Vielen Fans ist bewusst, dass nur mit der mutmaßlichen Stimme des 79jährigen Martin Kind, der mit der übrigen Vereinsführung von Hannover 96 seit Jahren im Streit verbunden ist, der Investoren-Deal nicht zustande gekommen wäre. Viele Fanorganisationen und auch einige Clubs fordern deshalb eine Wiederholung der Abstimmung.

Die Aussage der DFL, wonach Mitsprache durch Fans und Mitglieder in den Vereinen zur wesentlichen Grundlage des deutschen Fußballs gehöre, spielt laut Da­rio Minden, Fanvertreter in der DFB-Kommission Fans und Fankulturen, in Wirklichkeit keinerlei Rolle mehr.
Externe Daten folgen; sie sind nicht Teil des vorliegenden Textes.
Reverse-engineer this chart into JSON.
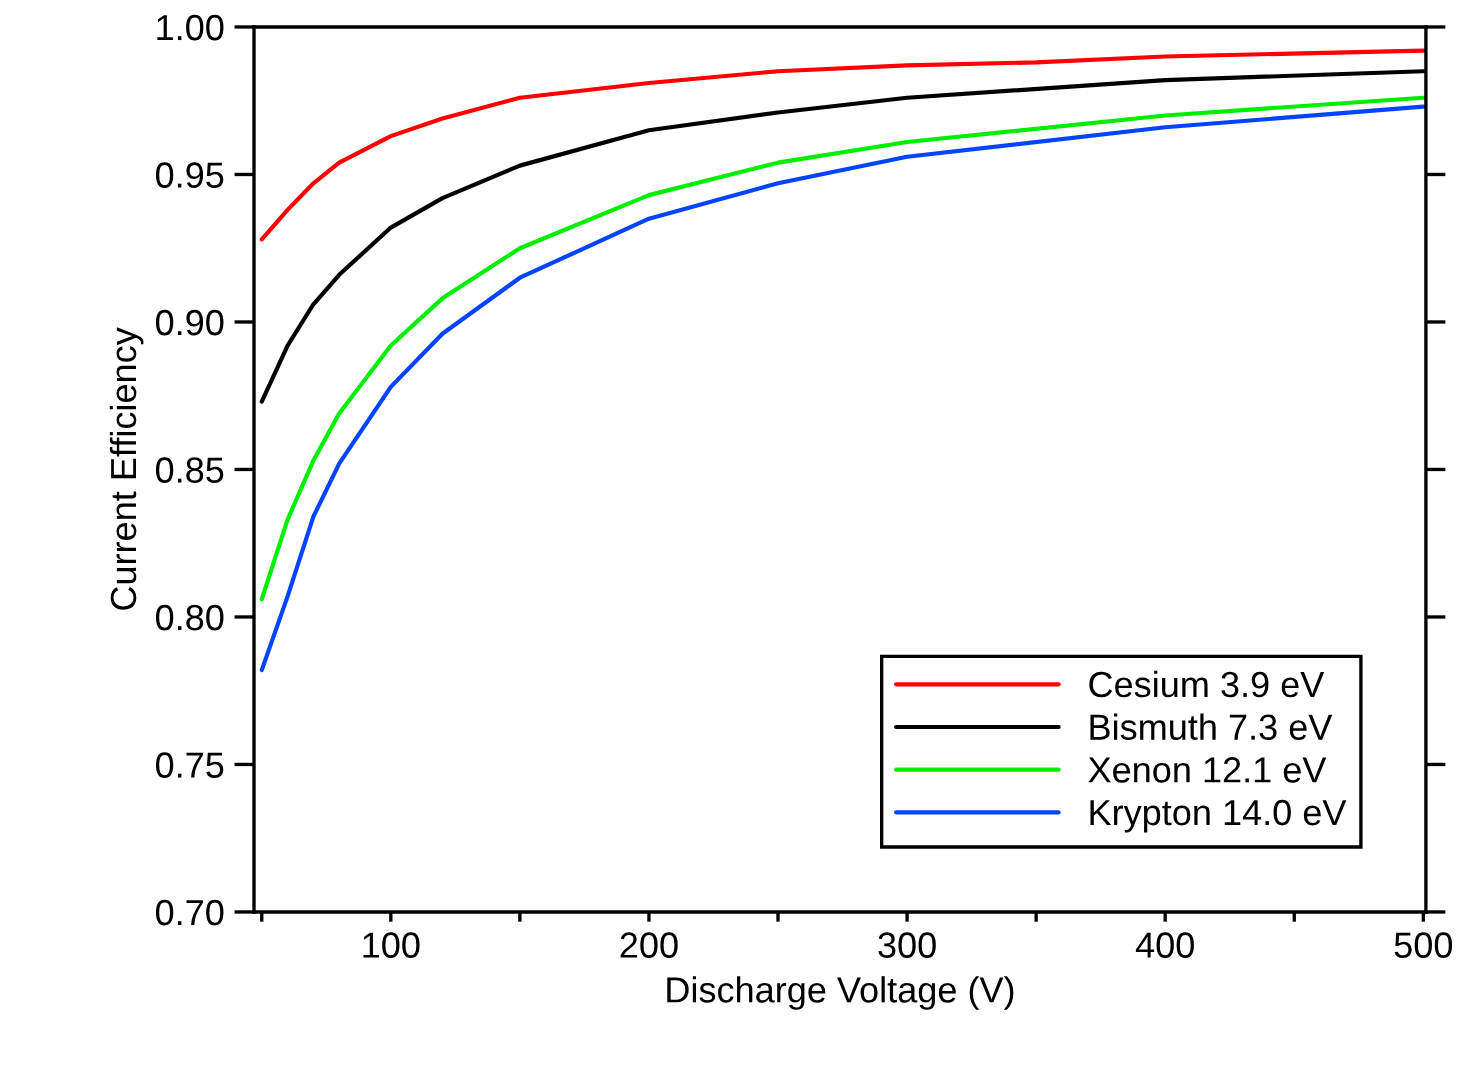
{
  "chart_data": {
    "type": "line",
    "xlabel": "Discharge Voltage (V)",
    "ylabel": "Current Efficiency",
    "xlim": [
      47,
      501
    ],
    "ylim": [
      0.7,
      1.0
    ],
    "xticks": [
      {
        "value": 50,
        "label": null
      },
      100,
      {
        "value": 150,
        "label": null
      },
      200,
      {
        "value": 250,
        "label": null
      },
      300,
      {
        "value": 350,
        "label": null
      },
      400,
      {
        "value": 450,
        "label": null
      },
      500
    ],
    "yticks": [
      {
        "value": 0.7,
        "label": "0.70"
      },
      {
        "value": 0.75,
        "label": "0.75"
      },
      {
        "value": 0.8,
        "label": "0.80"
      },
      {
        "value": 0.85,
        "label": "0.85"
      },
      {
        "value": 0.9,
        "label": "0.90"
      },
      {
        "value": 0.95,
        "label": "0.95"
      },
      {
        "value": 1.0,
        "label": "1.00"
      }
    ],
    "grid": false,
    "legend": "bottom right",
    "marker": "none",
    "line_style": "solid",
    "series": [
      {
        "name": "Cesium 3.9 eV",
        "color": "#ff0000",
        "x": [
          50,
          60,
          70,
          80,
          100,
          120,
          150,
          200,
          250,
          300,
          350,
          400,
          500
        ],
        "values": [
          0.928,
          0.938,
          0.947,
          0.954,
          0.963,
          0.969,
          0.976,
          0.981,
          0.985,
          0.987,
          0.988,
          0.99,
          0.992
        ]
      },
      {
        "name": "Bismuth 7.3 eV",
        "color": "#000000",
        "x": [
          50,
          60,
          70,
          80,
          100,
          120,
          150,
          200,
          250,
          300,
          400,
          500
        ],
        "values": [
          0.873,
          0.892,
          0.906,
          0.916,
          0.932,
          0.942,
          0.953,
          0.965,
          0.971,
          0.976,
          0.982,
          0.985
        ]
      },
      {
        "name": "Xenon 12.1 eV",
        "color": "#00ee00",
        "x": [
          50,
          60,
          70,
          80,
          100,
          120,
          150,
          200,
          250,
          300,
          400,
          500
        ],
        "values": [
          0.806,
          0.833,
          0.853,
          0.869,
          0.892,
          0.908,
          0.925,
          0.943,
          0.954,
          0.961,
          0.97,
          0.976
        ]
      },
      {
        "name": "Krypton 14.0 eV",
        "color": "#0044ff",
        "x": [
          50,
          60,
          70,
          80,
          100,
          120,
          150,
          200,
          250,
          300,
          400,
          500
        ],
        "values": [
          0.782,
          0.807,
          0.834,
          0.852,
          0.878,
          0.896,
          0.915,
          0.935,
          0.947,
          0.956,
          0.966,
          0.973
        ]
      }
    ]
  }
}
Die gelebte Realität sähe anders aus. »Fans und Mitglieder der Vereine werden viel zu spät in solche elementaren Entscheidungen einbezogen«, sagt Minden, »50+1 wird dadurch zur leeren Worthülse.«

Die Führung der DFL ignoriere die Kritik aus den Kurven, erklären Fanorganisationen unisono. Aus ihrer Sicht handele es sich bei dem öffentlich gemachten Dialogangebot um ein Ablenkungsmanöver. Bisher sei schließlich kein ernstzunehmendes Angebot für Verhandlungen vorgelegt worden. Die Diskussion müsse aus Sicht eines Vertreters des Vereins Gesellschaftsspiele zwar »wieder aufgenommen werden«, aber »offen und unter Einhaltung und Achtung der 50+1-Re­gel«. Nur so könne aus Sicht des Vereins, der sich für eine offene, solidarische und inklusive Gesellschaft einsetzt, »eine demokratische und transparente Entscheidung in dieser Angelegenheit erreicht werden«.

»Das System Fußball versucht, auf Pump seine kaputten Kreisläufe am Leben zu halten.« Stephan Lahrem vom Verein Gesellschaftsspiele

Doch die DFL scheint den Konflikt aussitzen zu wollen. In einer Pressemitteilung gab sie zwar bekannt, dass sie »zu weiteren Gesprächen« mit »Vertreterinnen und Vertretern bundesweiter Fanorganisationen und der Bündnisse der Fanszenen« bereit sei, aber allein der »selbstgefällige Ton der Presseerklärung«, wie Jost Peter, erster Vorsitzender der Fanvereinigung Unsere Kurve es nannte, sorgte für eine negative Grundstimmung in der Fanszene. Weitere Gespräche würden nur dann Sinn ergeben, wenn die DFL eine transparente Neuabstimmung zum Investoren-Deal einleiten würde. Eine weitere Abstimmung im Geheimen löse keines der derzeitigen Probleme.

»Das System Fußball versucht, auf Pump seine kaputten Kreisläufe am Leben zu halten«, sagt Stephan Lahrem vom Verein Gesellschaftsspiele im Gespräch mit der Jungle World. Letztlich drohe nur eine weitere Kapita­lisierung des Sports mit noch mehr Eventcharakter, Marketingreisen, hohen Ticketpreisen und Spieltagszerstückelung. Lahrem verweist auf die leblose Fankultur der englischen Premier League, in der die Kapitalisierung des Fußballs am weitesten fort­geschritten ist. Das sei kein Vor-, sondern ein absolutes Schreckbild. Deshalb schließe sich sein Verein der Forderung der Fanszenen an, »Investoren keinen Zugriff auf die DFL zu geben«.

»Die DFL verkennt einmal mehr, dass die Stadionatmosphäre ein positives Merkmal des deutschen Profifußballs ist«, sekundiert Jost Peter. Die Fans seien das, was den deutschen Profifußball von dem anderer europäischer Ligen unterscheide. Deshalb sollte die Einbeziehung von Fans und Vereinsmitgliedern »nicht nur öffentlich gepredigt, sondern auch gelebt werden«. Davon könne aber längst keine Rede mehr sein.

Die Protestwelle in den Stadien wird also in den nächsten Wochen weitergehen. Je länger die Proteste ignoriert werden, desto geschlossener wollen die Fanszenen für eine neue Abstimmung einstehen. Darin sind sich die Vertreter der unterschiedlichen Gruppen einig.